The next cell runs through each of the subset by bounding box tests forming requests that are submitted to Harmony and comparing the downloaded results against reference data files that have been verified.  This ensures that Harmony continues to return the expected binary files for expected requests.

In [None]:
test_name = 'subset_bounding_box'
with TemporaryDirectory() as tmp_dir:
    if configuration is not None:
        for shortname, test_config in configuration[test_name].items():
            test_request = Request(
                collection=test_config['collection_concept_id'],
                granule_id=[test_config['granule_id']],
                spatial=test_config['spatial'],
            )
            test_output = tmp_dir / Path(f'{shortname}_{test_name}.h5')
            test_reference = Path(
                f'reference_files/{test_output.stem}_reference{test_output.suffix}'
            )

            submit_and_download(harmony_client, test_request, test_output)

            assert exists(
                test_output
            ), 'Unsuccessful Harmony Request: {shortname}: {test_name}'
            compare_results_to_reference_file_new(
                test_output, test_reference, identical=False
            )
            print_success(f'{shortname} {test_name} test request.')

        print_success(f'{test_name} test suite.')
    else:
        print(
            f'Bounding box tests not configured for environment: {configuration["env"]} - skipping tests'
        )

## Run Temporal Range Tests

As with the previous cell, The next cell runs through each of the temporal range tests forming requests that are submitted to Harmony and comparing the downloaded results against reference data files that have been verified.  This ensures that Harmony continues to return the expected binary files for expected requests.

In [None]:
test_name = 'subset_by_temporal_range'
with TemporaryDirectory() as tmp_dir:
    if configuration is not None:
        for shortname, test_config in configuration[test_name].items():
            test_request = Request(
                collection=test_config['collection_concept_id'],
                granule_id=[test_config['granule_id']],
                temporal=test_config['temporal'],
            )
            test_output = tmp_dir / Path(f'{shortname}_{test_name}.h5')
            test_reference = Path(
                f'reference_files/{test_output.stem}_reference{test_output.suffix}'
            )

            submit_and_download(harmony_client, test_request, test_output)

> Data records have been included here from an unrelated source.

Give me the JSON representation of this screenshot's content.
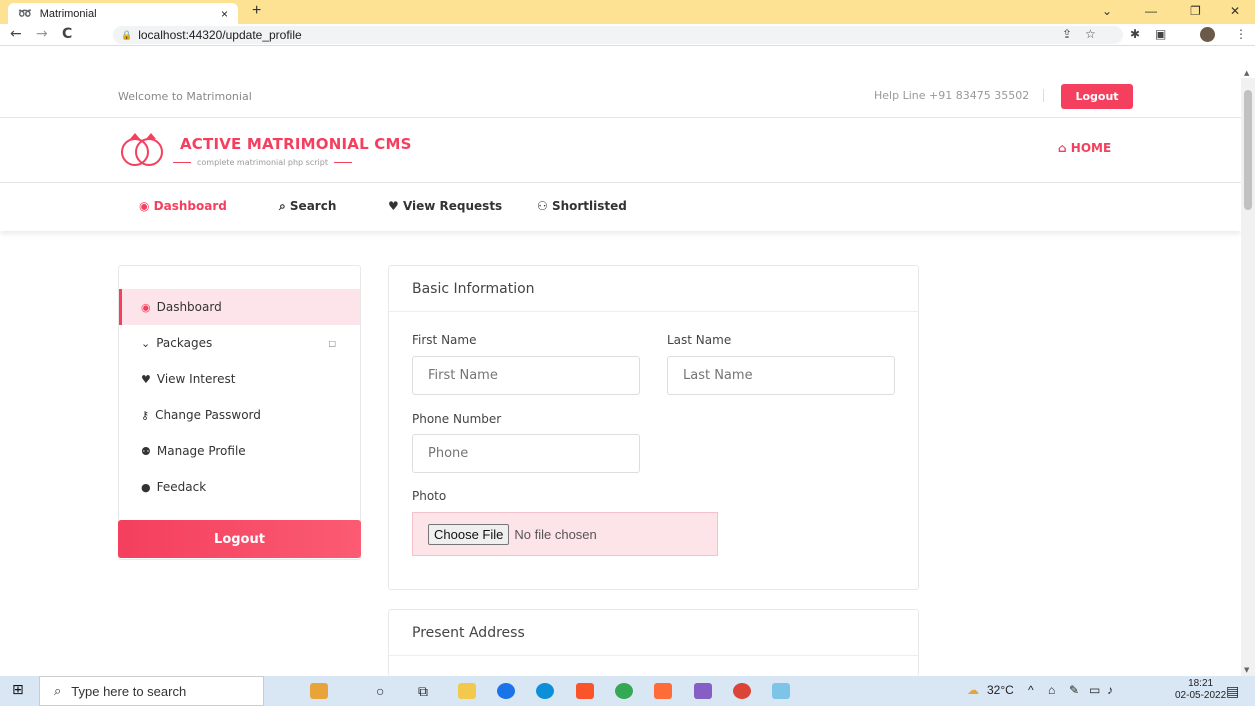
{
  "browser": {
    "tab_title": "Matrimonial",
    "tab_close": "×",
    "new_tab": "+",
    "url": "localhost:44320/update_profile",
    "win_min": "—",
    "win_restore": "❐",
    "win_close": "✕",
    "chevron": "⌄"
  },
  "topbar": {
    "welcome": "Welcome to Matrimonial",
    "helpline": "Help Line +91 83475 35502",
    "logout": "Logout"
  },
  "header": {
    "brand": "ACTIVE MATRIMONIAL CMS",
    "tagline": "complete matrimonial php script",
    "home": "HOME"
  },
  "mainnav": [
    {
      "label": "Dashboard"
    },
    {
      "label": "Search"
    },
    {
      "label": "View Requests"
    },
    {
      "label": "Shortlisted"
    }
  ],
  "sidebar": {
    "items": [
      {
        "label": "Dashboard"
      },
      {
        "label": "Packages"
      },
      {
        "label": "View Interest"
      },
      {
        "label": "Change Password"
      },
      {
        "label": "Manage Profile"
      },
      {
        "label": "Feedack"
      }
    ],
    "logout": "Logout"
  },
  "basic_info": {
    "title": "Basic Information",
    "first_name_label": "First Name",
    "first_name_placeholder": "First Name",
    "last_name_label": "Last Name",
    "last_name_placeholder": "Last Name",
    "phone_label": "Phone Number",
    "phone_placeholder": "Phone",
    "photo_label": "Photo",
    "choose_file": "Choose File",
    "no_file": "No file chosen"
  },
  "present_address": {
    "title": "Present Address"
  },
  "taskbar": {
    "search_placeholder": "Type here to search",
    "weather": "32°C",
    "time": "18:21",
    "date": "02-05-2022"
  }
}
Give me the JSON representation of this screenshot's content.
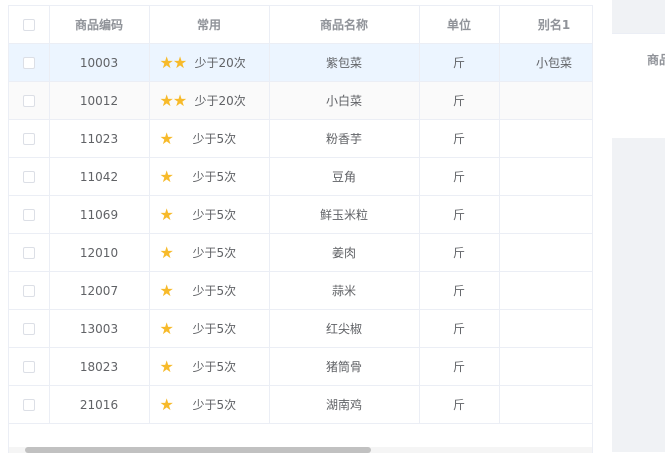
{
  "table": {
    "columns": [
      "商品编码",
      "常用",
      "商品名称",
      "单位",
      "别名1"
    ],
    "rows": [
      {
        "code": "10003",
        "stars": "★★",
        "freq": "少于20次",
        "name": "紫包菜",
        "unit": "斤",
        "alias": "小包菜"
      },
      {
        "code": "10012",
        "stars": "★★",
        "freq": "少于20次",
        "name": "小白菜",
        "unit": "斤",
        "alias": ""
      },
      {
        "code": "11023",
        "stars": "★",
        "freq": "少于5次",
        "name": "粉香芋",
        "unit": "斤",
        "alias": ""
      },
      {
        "code": "11042",
        "stars": "★",
        "freq": "少于5次",
        "name": "豆角",
        "unit": "斤",
        "alias": ""
      },
      {
        "code": "11069",
        "stars": "★",
        "freq": "少于5次",
        "name": "鲜玉米粒",
        "unit": "斤",
        "alias": ""
      },
      {
        "code": "12010",
        "stars": "★",
        "freq": "少于5次",
        "name": "姜肉",
        "unit": "斤",
        "alias": ""
      },
      {
        "code": "12007",
        "stars": "★",
        "freq": "少于5次",
        "name": "蒜米",
        "unit": "斤",
        "alias": ""
      },
      {
        "code": "13003",
        "stars": "★",
        "freq": "少于5次",
        "name": "红尖椒",
        "unit": "斤",
        "alias": ""
      },
      {
        "code": "18023",
        "stars": "★",
        "freq": "少于5次",
        "name": "猪筒骨",
        "unit": "斤",
        "alias": ""
      },
      {
        "code": "21016",
        "stars": "★",
        "freq": "少于5次",
        "name": "湖南鸡",
        "unit": "斤",
        "alias": ""
      }
    ]
  },
  "right_panel": {
    "header_text": "商品"
  },
  "colors": {
    "star": "#f7ba2a",
    "selected_row": "#ecf5ff",
    "border": "#ebeef5",
    "header_text": "#909399"
  },
  "icons": {
    "star": "star-icon",
    "checkbox": "checkbox"
  }
}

            assert exists(
                test_output
            ), 'Unsuccessful Harmony Request: {shortname}: {test_name}'
            compare_results_to_reference_file_new(
                test_output,
                test_reference,
                identical=False,
                coordinates_to_fix=test_config['coords_to_rename'],
            )
            print_success(f'{shortname} {test_name} test request.')

        print_success(f'{test_name} test suite.')
    else:
        print(
            f'Bounding box tests not configured for environment: {configuration["env"]} - skipping tests'
        )

## Run Subset by Shapefile Tests

This next cell runs through each of the subset by shapefile tests forming requests that are submitted to Harmony and comparing the downloaded results against reference data files that have been verified.  This ensures that Harmony continues to return the expected binary files for expected requests.

In [None]:
test_name = 'subset_by_shapefile'
with TemporaryDirectory() as tmp_dir:
    if configuration is not None:
        for shortname, test_config in configuration[test_name].items():
            test_request = Request(
                collection=test_config['collection_concept_id'],
                granule_id=[test_config['granule_id']],
                shape=test_config['shape'],
            )
            test_output = tmp_dir / Path(f'{shortname}_{test_name}.h5')
            test_reference = Path(
                f'reference_files/{test_output.stem}_reference{test_output.suffix}'
            )

            submit_and_download(harmony_client, test_request, test_output)

            assert exists(
                test_output
            ), 'Unsuccessful Harmony Request: {shortname}: {test_name}'
            compare_results_to_reference_file_new(
                test_output, test_reference, identical=False, coordinates_to_fix=[]
            )
            print_success(f'{shortname} {test_name} test request.')

        print_success(f'{test_name} test suite.')
    else:
        print(
            f'Bounding box tests not configured for environment: {configuration["env"]} - skipping tests'
        )